2.2 De negentiende eeuw: eerste tekenen van een beroep.
In de eerste helft was er sprake van een economische crisis. Ruim 10% van de 2 miljoen
inwoners leefde permanent onder de armoedegrens.
Van den Bosch (generaal/vertrouweling Willem 1) had een radicale mening en wilde de
armen naar Drenthe sturen voor het ontginnen van het land. Hij richtte de maatschappij van
weldadigheid in 1818 op en kreeg veel schenkingen. Echter waren dit eerder strafkolonie en
mensen die het project verlieten werden beschuldigd van desertie. In 1822 moesten alle
vondelingen, wezen, etc. naar de 3 dorpen in Drenthe. In 1859 is het gestopt door financieel
wanbeheer. In 1820 kwam de armen patronaat op, welke vrijwilligers waren die bij mensen
langsgingen om te helpen. Kleinschaligheid, individualisering, vertrouwen, persoonlijk
toezicht, begeleiding en methodisch werken was key.

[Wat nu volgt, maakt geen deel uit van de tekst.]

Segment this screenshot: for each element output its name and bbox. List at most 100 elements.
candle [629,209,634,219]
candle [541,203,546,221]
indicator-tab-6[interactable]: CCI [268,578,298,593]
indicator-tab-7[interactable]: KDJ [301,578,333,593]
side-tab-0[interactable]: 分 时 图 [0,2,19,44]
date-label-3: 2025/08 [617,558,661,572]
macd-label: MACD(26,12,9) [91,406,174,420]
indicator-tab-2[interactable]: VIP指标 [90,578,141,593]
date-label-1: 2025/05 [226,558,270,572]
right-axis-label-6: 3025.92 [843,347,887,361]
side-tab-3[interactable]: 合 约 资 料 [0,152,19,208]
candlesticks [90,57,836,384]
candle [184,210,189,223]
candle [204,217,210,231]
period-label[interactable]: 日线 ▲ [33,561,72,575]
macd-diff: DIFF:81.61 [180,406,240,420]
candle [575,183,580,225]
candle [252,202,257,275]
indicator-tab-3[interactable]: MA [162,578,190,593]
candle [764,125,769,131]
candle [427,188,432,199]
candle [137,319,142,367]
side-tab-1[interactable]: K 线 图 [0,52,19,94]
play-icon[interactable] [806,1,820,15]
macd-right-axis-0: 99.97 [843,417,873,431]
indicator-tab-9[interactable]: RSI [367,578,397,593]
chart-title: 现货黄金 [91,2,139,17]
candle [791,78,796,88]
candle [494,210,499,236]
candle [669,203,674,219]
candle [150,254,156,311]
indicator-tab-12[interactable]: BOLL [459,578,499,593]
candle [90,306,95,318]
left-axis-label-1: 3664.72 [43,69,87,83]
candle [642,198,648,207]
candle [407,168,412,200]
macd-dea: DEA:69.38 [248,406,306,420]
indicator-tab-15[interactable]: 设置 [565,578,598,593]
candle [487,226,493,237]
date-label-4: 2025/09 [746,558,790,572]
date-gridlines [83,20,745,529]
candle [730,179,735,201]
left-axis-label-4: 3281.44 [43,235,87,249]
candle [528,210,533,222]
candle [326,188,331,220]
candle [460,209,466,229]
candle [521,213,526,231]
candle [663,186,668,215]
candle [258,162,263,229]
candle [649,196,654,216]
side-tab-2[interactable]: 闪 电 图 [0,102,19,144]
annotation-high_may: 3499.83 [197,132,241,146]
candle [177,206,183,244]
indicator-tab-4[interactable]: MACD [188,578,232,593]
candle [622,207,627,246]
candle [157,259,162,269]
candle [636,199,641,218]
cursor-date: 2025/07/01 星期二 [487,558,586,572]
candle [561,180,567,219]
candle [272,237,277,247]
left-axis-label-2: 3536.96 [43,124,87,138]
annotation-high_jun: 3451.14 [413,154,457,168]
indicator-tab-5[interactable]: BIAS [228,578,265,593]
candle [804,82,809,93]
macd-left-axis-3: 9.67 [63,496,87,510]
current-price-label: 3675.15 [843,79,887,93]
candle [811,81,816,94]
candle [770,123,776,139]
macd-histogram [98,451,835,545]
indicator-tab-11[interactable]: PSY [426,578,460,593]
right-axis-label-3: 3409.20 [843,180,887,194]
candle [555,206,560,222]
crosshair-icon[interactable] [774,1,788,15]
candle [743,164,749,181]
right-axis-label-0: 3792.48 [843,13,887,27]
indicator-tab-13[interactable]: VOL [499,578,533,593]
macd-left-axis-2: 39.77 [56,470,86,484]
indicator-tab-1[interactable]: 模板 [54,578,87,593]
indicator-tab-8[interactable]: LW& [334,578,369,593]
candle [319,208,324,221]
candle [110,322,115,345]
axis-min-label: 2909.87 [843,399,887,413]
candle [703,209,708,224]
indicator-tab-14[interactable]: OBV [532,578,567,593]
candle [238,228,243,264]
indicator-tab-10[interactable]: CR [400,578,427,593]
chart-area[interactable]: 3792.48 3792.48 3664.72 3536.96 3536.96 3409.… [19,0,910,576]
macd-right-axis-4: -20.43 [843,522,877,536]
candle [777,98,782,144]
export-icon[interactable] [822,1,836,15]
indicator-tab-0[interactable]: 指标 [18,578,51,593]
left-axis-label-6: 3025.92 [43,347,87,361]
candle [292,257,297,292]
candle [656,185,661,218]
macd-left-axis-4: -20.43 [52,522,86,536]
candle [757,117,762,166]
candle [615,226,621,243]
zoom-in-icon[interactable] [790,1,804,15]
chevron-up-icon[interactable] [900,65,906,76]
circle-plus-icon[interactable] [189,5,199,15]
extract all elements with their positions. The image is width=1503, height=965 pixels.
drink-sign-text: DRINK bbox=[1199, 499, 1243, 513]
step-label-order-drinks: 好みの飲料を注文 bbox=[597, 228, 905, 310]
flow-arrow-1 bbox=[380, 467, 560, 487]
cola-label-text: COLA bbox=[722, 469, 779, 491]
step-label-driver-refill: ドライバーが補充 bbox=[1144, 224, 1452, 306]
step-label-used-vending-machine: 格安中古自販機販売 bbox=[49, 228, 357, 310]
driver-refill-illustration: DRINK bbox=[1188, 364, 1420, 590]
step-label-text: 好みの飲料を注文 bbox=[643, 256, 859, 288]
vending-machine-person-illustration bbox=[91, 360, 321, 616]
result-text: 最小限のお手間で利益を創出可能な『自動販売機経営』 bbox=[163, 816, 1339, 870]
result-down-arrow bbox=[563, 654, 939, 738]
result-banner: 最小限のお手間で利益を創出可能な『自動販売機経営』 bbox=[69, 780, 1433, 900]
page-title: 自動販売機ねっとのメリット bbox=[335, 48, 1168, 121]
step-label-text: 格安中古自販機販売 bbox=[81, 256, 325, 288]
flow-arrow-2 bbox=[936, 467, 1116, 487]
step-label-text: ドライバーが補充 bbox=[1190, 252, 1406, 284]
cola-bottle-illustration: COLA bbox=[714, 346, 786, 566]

De tweede helft werd gekenmerkt door industrialisering. Aan het einde ging het niet meer
om paupers, maar de sociale quaestie. Door de erbarmelijke toestanden kwamen ze op voor
hun rechten en later zelfs de vrouwen met de feministische opkomst. Hierdoor waren
structurele hervormingen voor armoede en slechte woon- en werkomstandigheden te
realiseren. Socialisme en sociaal liberalisme kwamen op. In 1874 kwam de eerste sociale
wet. De kinderwet was het begin van de sociale wetten met de piek in 1965 met de
algemene bijstandswet.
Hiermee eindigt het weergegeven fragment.